Boof: [cracks open a tinny] Good morning, gentlemen. Thanks for meeting me for breakfast this morning. I know you’ll have today’s game on your minds but before we get to the ground I think it’s important we thrash out a few of the issues that have come up these past couple of days.
Pup: No worries, coach. You know I respect you as a man, as a leader and as a humanitarian. I’m at your beck and call.
Watto: [looks up from his organic bircher muesli] There’s a game today?
Boof: Yup, a rather big one, Shane. Don’t worry, you’re opening the batting.
Watto: I should bloody well hope so. Don’t think I dobbed in Davey boy for no good reason. I only had the team in mind, you know; my capacity to reach 40 before loosely nicking off far exceeds his ability to race to 30 before doing likewise.
Boof: I know, I know. We’re all very grateful. Aren’t we, Michael?
Pup: Oh yes, coach! Anything you say, coach!
Boof: Call me Boof.
Pup: Of course! Sorry about that!
Watto: What exactly is a ‘Boof’ anyway?
Boof: Back to what I was saying, the media have been having a bit of a merry old time with you two over the last 48 hours. We need to get this sorted right away…

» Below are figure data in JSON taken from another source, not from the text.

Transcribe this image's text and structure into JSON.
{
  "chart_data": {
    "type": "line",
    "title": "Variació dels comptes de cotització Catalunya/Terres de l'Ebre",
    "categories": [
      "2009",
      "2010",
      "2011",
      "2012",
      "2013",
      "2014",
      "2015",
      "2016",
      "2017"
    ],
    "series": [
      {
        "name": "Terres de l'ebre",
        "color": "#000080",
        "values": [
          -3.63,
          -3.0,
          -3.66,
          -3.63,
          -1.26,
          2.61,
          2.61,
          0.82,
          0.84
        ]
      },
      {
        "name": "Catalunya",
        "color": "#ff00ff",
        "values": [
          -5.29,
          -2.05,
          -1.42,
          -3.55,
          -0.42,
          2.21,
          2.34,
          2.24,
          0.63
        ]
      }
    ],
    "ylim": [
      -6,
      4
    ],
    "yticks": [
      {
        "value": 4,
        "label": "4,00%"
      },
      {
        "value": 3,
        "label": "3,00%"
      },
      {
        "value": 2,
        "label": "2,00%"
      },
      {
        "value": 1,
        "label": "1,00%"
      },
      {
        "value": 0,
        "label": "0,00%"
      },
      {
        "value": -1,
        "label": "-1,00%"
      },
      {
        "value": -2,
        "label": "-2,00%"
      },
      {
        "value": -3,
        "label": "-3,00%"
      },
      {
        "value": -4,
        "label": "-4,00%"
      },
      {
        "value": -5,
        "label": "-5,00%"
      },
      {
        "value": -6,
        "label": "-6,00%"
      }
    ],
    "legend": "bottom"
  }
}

Pup: Permission to speak, boss.
Boof: [sighs and slumps into his seat] Granted.
Pup: Look, I was just thinking that, what with everything’s that happened, maybe it would be for the best if, well… what I mean is that… you know… Watto – great guy and all – heck, he is a bit of cancer on the team, isn’t he?
Watto: This is what I’m talking about! He’s always had it in for me! Everyone else thinks I’m great, why does he not like me?! I just want to be liked! [sobs into goji berry and roasted partridge semen smoothie]
Boof: The way I see it, you two are the best chance we’ve got of beating the Poms and for us all to return to the colony as heroes. There are 22 million Australian men, women and children imploring you to put aside your differences and focus on what matters – wiping that smug look off Broady’s irritating face.
Pup: Now you’re talking, boss! That Stuart Broad is the real enemy. Why, when he refused to walk in the first Test I was so angry that I stomped so hard I almost crooked my back up. Of course, when I referred my caught behind decision you must understand I really didn’t think I edged it.
Boof: I don’t care about that, Michael. In fact, if you ever walk without being given out I’ll not only strip you of the captaincy, I’ll also make sure you never wear the hallowed baggy green again and are forever forced to carry Warnie’s bag around depressingly cavernous casinos. Is that clear?
Pup: Yes, got it. Am I allowed to apologise for not walking on my Twitter account though? That got me over 5,000 retweets during the Adelaide Test in 2010.
Boof: Absolutely not!
Watto: You know I’d never tweet, Boof. I prefer to say what I have to say behind someone’s back! [cackles]
Boof: Look, we’ve got to leave for the ground soon. I need both of you to look me in the eyes and tell me these issues are all behind you.
Pup: Everything’s fine, boss.
Watto: I’ve forgotten what we were fighting about.
Watto: I mean it, what was the problem again?
Boof: Shake hands, both of you.
[Pup extends his hand, Watto puts down his hairbrush and shakes it]
Boof: See, that wasn’t so hard, was it?
Watto: No, surprisingly soft and tender actually. Like shaking a limp orchid.
Boof: Great. That’s a load off. I really feel we’re shaping up quite nicely to give those Poms a good buggering now. There’s just one more thing I need to resolve before we set off.
Pup: Can I help with that, boss? Please let me help.
Boof: Actually, yes you can, Michael. Go over to Eddie’s table and tell him he’s cut.
Pup: I’d do anything for love, boss. But I won’t do that. I mean, look at his sad little eyes. It’s cruel.
Watto: [grins and rises from table] Leave it with me. It’ll be a pleasure.